Tiger Woods loves a good Tiger-ism, and golf fans got another great one this past week.
Woods used the term this week when TaylorMade Golf asked Tiger about his viral video last year, when he left Scottie Scheffler gobsmacked after Woods claimed that when he’s swinging his very best, he doesn’t take divots. In the video below he explains it’s because at his peak, he swung very wide and level to the ground. He was very “zeroed”.
What does Tiger mean?
This isn’t a term Woods invented. It’s a phrase that has been kicking around for a while. When golfers talk about “zero-ing out” their golf swing, they’re usually talking about getting one or multiple of their swing path, clubface angle, face-to-path, angle of attack or other metrics to zero on a launch monitor.
“He could be talking about his swing path, a zero angle of attack, or clubface-to-club path,” Tim Briand, the director of business development of the launch monitor company Foresight Sports. “But a zero-clubface angle, for instance, means it’s perfectly square to the target line.”
For that reason, getting zeroed represents a kind of perfection for some golfers.
In this case, Tiger is talking about his angle of attack. A golfer who hits down or up on the ball has a negative or positive angle of attack, respectively. If a golfer’s angle of attack is zero, then you’re striking the ball exactly level, which is how Tiger says he could hit shots without divots.
…OK, but is it truly possible?
The thing is that even if you’ve zeroed out your angle of attack, it’s still possible to take a divot.
It could be as simple as a ball position issue. If your ball position is too far forward, for instance, your club could bottom out behind the ball and be moving up by the time it actually gets too the ball. That’s what a drop-kicked drive is.
But assuming that’s not an issue for Tiger, there’s a more scientific explanation.
“It’s possible to take a small divot with zero angle of attack and a low point [of the swing] at the top of the grass blades because of the club-ball interaction,” Golf Digest Best in State Teacher Michael Finney says.
The reason why is because when a clubhead hits a golf ball, the face bends slightly—or “deflects”—in the opposite direction. A bit like how a rifle recoils after it’s fired. So, on higher-lofted clubs especially, it means that as the club is pushing the ball up into the air, the ball is also pushing the club down into the ground.
“For every force there’s an equal and opposite force,” Briand says. “The loft of the club is enacting on the ball, and that means there’s an equal and opposite force pushing the club down.”
This force, even on a zeroed swing, is enough to create a divot.
But wait! There’s a way around this: with his equipment.

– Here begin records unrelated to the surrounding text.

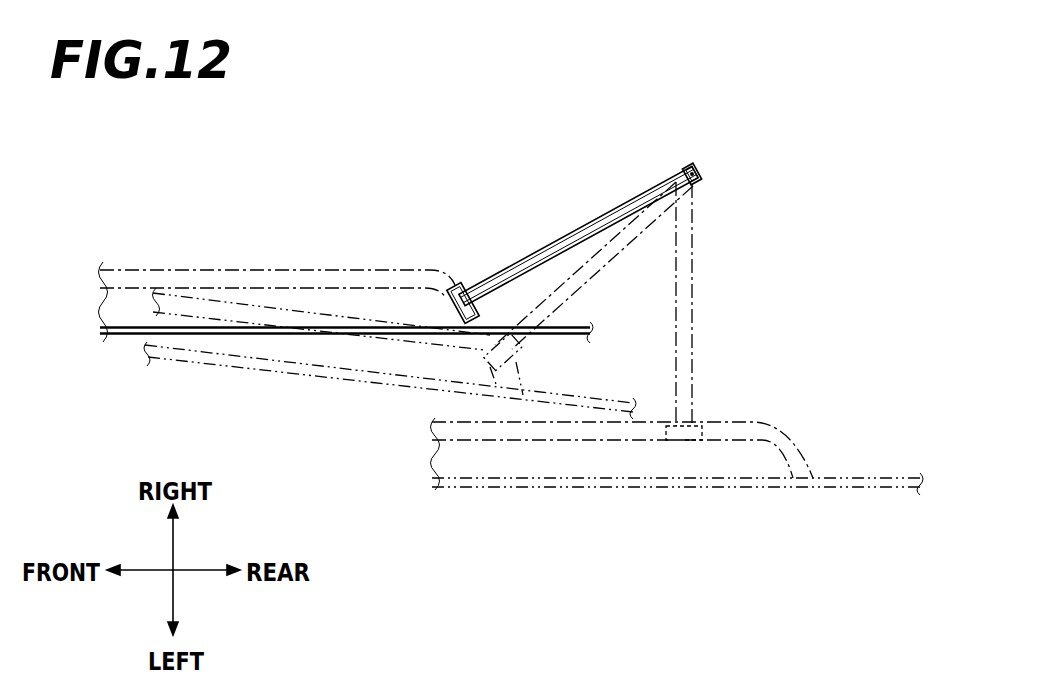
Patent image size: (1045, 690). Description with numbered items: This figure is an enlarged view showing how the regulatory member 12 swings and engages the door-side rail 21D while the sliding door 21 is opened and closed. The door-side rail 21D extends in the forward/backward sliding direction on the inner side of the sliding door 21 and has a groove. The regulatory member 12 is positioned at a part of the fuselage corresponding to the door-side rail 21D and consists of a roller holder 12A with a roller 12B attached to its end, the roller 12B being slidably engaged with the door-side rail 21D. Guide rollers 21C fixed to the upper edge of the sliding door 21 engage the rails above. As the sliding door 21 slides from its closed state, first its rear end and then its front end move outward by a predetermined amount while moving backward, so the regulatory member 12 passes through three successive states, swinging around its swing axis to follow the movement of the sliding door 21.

The regulatory member 12 is at (625, 271).
The roller holder 12A is at (522, 267).
The roller 12B is at (452, 293).
The sliding door 21 is at (490, 417).
The guide roller 21C is at (684, 172).
The door-side rail 21D is at (279, 271).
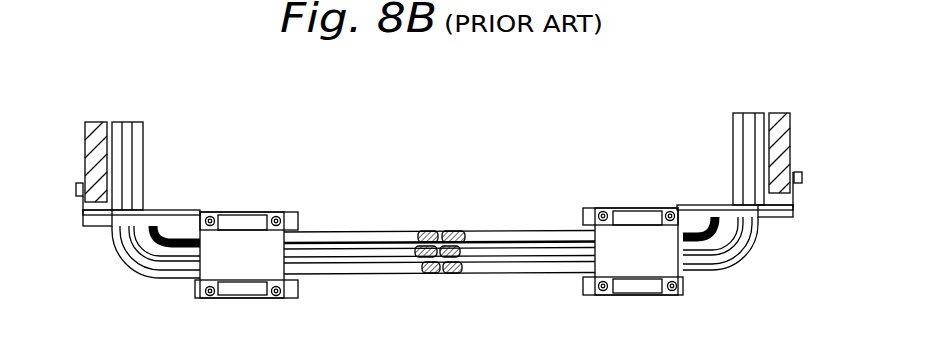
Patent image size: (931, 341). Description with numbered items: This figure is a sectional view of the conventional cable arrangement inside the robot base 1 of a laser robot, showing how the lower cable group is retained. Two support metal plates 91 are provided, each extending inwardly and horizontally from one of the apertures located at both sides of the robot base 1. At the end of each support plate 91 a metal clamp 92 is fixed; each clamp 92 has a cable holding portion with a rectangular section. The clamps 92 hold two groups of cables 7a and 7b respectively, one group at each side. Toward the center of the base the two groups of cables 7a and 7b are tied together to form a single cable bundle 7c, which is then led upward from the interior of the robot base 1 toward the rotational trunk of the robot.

The robot base 1 is at (788, 159).
The support metal plate 91 is at (102, 224).
The metal clamp 92 is at (273, 272).
The group of cables 7a is at (347, 242).
The group of cables 7b is at (519, 238).
The cable bundle 7c is at (443, 273).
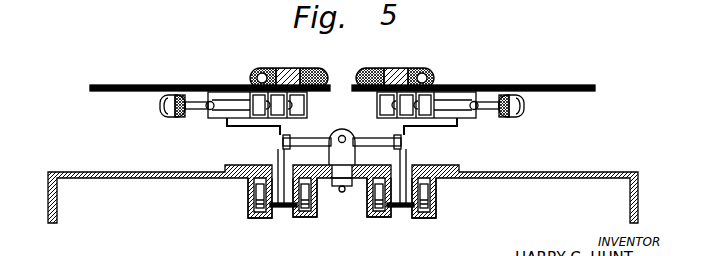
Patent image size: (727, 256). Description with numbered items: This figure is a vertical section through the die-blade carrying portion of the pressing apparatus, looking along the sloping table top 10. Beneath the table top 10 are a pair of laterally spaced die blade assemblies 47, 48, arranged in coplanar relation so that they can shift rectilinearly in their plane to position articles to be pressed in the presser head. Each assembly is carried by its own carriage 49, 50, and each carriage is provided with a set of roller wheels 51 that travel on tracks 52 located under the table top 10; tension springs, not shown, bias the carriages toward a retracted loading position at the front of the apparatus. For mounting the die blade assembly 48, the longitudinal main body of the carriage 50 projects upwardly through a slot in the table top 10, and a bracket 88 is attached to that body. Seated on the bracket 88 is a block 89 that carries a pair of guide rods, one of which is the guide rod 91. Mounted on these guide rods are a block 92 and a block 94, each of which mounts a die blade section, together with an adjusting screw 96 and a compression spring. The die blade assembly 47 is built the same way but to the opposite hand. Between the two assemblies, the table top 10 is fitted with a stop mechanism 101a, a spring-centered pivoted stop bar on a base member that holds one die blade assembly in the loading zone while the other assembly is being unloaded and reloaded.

Briand explains that Woods was meticulous in working with his club whisperer, Mike Taylor, on the grind with his wedges and irons. Specifically the leading edge of the club, which is the part of that cuts through the turf. A more rounded leading edge, Briand explains, could help counteract and make all this possible.
“Basically, let’s say Tiger’s got about a zero angle of attack, so it’s very level, and the low point is exactly in the middle of his golf swing arc,” Briand says. “The club is hitting the ball, and then deflecting into the ground. And then the leading-edge grind of the club is bouncing.”
Sum it up for me quickly, and simply
So in a word, yes. It’s possible. But it’s really, really, really difficult. Both to do, and to repeat with any consistency.
But we’re also talking about Tiger Woods. He’s the golfer who can do anything, so would anything surprise you?